Schwarzschild and Reissner–Nordström metrics

[Orion1]

A non-rotating $J = 0$ and charge neutral $Q = 0$ spherically symmetric metric is defined by the Schwarzschild metric:
$$c^2 {d \tau}^{2} = \left(1 - \frac{r_s}{r} \right) c^2 dt^2 - \frac{dr^2}{1 - \frac{r_s}{r}} - r^2 d\theta^2 - r^2 \sin^2 \theta \, d\phi^2 \right)$$

The next metric form for a non-rotating $J = 0$ and charged $Q \neq 0$ spherically symmetric metric is defined as:
$$c^2 {d \tau}^{2} = \left( 1 - \frac{r_{s}}{r} + \frac{r_{Q}^{2}}{r^{2}} \right) c^2 dt^2 - \frac{dr^2}{1 - \frac{r_{s}}{r} + \frac{r_{Q}^{2}}{r^{2}}} - r^2 d\theta^2 - r^2 \sin^2 \theta \, d\phi^2 \right)$$

Which reduces directly to the Schwarzschild metric for $Q = 0$.
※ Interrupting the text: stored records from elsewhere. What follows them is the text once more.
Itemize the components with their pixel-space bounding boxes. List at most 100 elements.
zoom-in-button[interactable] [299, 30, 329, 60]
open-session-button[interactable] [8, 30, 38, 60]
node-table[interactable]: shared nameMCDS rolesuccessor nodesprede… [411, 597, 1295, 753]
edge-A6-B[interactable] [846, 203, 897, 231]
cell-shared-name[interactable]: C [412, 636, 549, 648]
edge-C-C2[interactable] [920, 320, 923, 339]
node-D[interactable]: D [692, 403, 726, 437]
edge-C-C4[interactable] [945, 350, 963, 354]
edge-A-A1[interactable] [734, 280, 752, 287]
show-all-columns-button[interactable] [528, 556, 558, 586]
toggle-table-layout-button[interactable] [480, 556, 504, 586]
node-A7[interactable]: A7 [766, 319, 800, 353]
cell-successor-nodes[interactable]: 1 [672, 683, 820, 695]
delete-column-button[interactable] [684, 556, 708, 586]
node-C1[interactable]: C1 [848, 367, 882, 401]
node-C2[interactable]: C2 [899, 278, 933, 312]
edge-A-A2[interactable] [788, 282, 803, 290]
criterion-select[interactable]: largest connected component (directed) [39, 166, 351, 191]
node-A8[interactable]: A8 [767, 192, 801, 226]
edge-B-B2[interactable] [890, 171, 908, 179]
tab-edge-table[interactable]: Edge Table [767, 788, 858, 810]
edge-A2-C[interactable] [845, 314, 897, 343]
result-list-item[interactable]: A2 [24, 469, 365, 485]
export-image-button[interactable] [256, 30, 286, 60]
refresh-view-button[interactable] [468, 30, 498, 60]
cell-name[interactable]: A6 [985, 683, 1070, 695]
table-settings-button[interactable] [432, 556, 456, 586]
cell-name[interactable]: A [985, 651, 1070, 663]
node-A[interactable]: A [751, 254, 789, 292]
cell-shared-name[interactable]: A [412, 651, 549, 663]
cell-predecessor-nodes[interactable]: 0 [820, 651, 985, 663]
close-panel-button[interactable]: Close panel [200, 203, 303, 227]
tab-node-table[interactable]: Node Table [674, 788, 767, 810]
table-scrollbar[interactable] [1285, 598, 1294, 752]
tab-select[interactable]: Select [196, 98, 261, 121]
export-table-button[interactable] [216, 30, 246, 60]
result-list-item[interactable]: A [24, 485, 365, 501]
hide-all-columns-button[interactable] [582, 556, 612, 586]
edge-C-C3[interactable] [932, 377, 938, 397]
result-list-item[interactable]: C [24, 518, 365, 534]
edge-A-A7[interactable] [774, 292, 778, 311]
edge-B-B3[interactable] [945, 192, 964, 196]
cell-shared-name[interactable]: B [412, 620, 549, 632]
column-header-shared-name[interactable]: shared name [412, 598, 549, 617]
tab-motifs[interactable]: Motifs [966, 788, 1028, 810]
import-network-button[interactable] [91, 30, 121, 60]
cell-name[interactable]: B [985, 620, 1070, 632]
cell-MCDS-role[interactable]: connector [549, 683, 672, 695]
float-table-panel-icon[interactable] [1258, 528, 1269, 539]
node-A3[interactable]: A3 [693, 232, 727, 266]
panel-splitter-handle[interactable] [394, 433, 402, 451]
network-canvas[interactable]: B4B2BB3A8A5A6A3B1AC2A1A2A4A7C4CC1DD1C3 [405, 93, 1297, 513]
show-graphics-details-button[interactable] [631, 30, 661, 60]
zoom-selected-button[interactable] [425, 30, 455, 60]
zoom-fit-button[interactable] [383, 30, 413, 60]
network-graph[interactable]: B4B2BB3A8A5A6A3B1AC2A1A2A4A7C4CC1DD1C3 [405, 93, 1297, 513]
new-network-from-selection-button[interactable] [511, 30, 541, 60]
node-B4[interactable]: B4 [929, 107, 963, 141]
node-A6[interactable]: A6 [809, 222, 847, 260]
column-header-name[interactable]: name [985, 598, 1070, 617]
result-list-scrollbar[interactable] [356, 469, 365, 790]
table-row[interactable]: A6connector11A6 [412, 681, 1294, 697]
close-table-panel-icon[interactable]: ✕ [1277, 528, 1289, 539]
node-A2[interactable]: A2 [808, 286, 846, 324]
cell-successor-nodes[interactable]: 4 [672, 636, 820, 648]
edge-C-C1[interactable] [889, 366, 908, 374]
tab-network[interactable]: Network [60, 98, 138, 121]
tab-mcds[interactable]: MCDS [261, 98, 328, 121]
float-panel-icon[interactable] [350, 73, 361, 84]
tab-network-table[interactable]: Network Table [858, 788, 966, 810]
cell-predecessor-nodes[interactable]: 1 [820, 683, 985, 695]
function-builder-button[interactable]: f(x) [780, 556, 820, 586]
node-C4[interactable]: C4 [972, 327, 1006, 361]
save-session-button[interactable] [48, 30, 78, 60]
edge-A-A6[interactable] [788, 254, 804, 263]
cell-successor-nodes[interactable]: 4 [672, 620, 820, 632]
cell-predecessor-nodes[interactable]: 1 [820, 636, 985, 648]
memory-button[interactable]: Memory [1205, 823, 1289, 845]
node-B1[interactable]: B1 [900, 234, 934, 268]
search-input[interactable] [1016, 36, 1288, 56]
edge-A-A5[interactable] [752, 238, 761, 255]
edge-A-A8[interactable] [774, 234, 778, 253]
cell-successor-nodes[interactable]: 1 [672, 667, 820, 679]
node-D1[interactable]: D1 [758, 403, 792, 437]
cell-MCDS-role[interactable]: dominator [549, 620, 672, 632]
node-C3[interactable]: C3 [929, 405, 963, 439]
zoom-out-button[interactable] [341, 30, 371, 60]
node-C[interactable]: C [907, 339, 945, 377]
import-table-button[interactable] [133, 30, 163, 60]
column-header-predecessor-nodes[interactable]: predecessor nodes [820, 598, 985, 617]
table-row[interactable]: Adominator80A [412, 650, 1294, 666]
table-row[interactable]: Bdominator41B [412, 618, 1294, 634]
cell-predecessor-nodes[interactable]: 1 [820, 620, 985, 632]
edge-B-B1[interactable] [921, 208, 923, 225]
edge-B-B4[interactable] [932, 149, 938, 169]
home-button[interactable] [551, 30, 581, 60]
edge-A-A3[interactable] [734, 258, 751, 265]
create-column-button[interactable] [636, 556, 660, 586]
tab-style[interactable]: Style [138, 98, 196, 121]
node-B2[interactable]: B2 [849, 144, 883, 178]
In the limit that the charge $Q$ (or equivalently, the length-scale $r_Q$) goes to zero, one recovers the Schwarzschild metric.

However, the formal definition for a non-rotating $J = 0$ and charged $Q \neq 0$ spherically symmetric metric is the Reissner–Nordström metric:
$$c^2 {d \tau}^{2} = \left( 1 - \frac{r_{s}}{r} + \frac{r_{Q}^{2}}{r^{2}} \right) c^{2} dt^{2} - \frac{dr^{2}}{1 - \frac{r_{s}}{r} + \frac{r_{Q}^{2}}{r^{2}}} - r^{2} d\Omega^{2}$$

Where the solid angle is defined as:
$$d \Omega^2 = d \theta^2 + \sin^2 \theta d \phi^2$$

The Reissner–Nordström metric:
$$\boxed{c^2 {d \tau}^{2} = \left( 1 - \frac{r_{s}}{r} + \frac{r_{Q}^{2}}{r^{2}} \right) c^2 dt^2 - \frac{dr^2}{1 - \frac{r_{s}}{r} + \frac{r_{Q}^{2}}{r^{2}}} - r^2 d\theta^2 - r^2 \sin^2 \theta \, d\phi^2 \right)}$$

Reference:
http://en.wikipedia.org/wiki/Schwarzschild_metric"
http://en.wikipedia.org/wiki/Reissner-Nordström_black_hole"
http://en.wikipedia.org/wiki/Solid_angle"

 

[George Jones]

$$d \Omega^2 = d \theta^2 + \sin^2 \theta d \phi^2$$

 

[cristo]

It might just be me but... what's the point of this thread?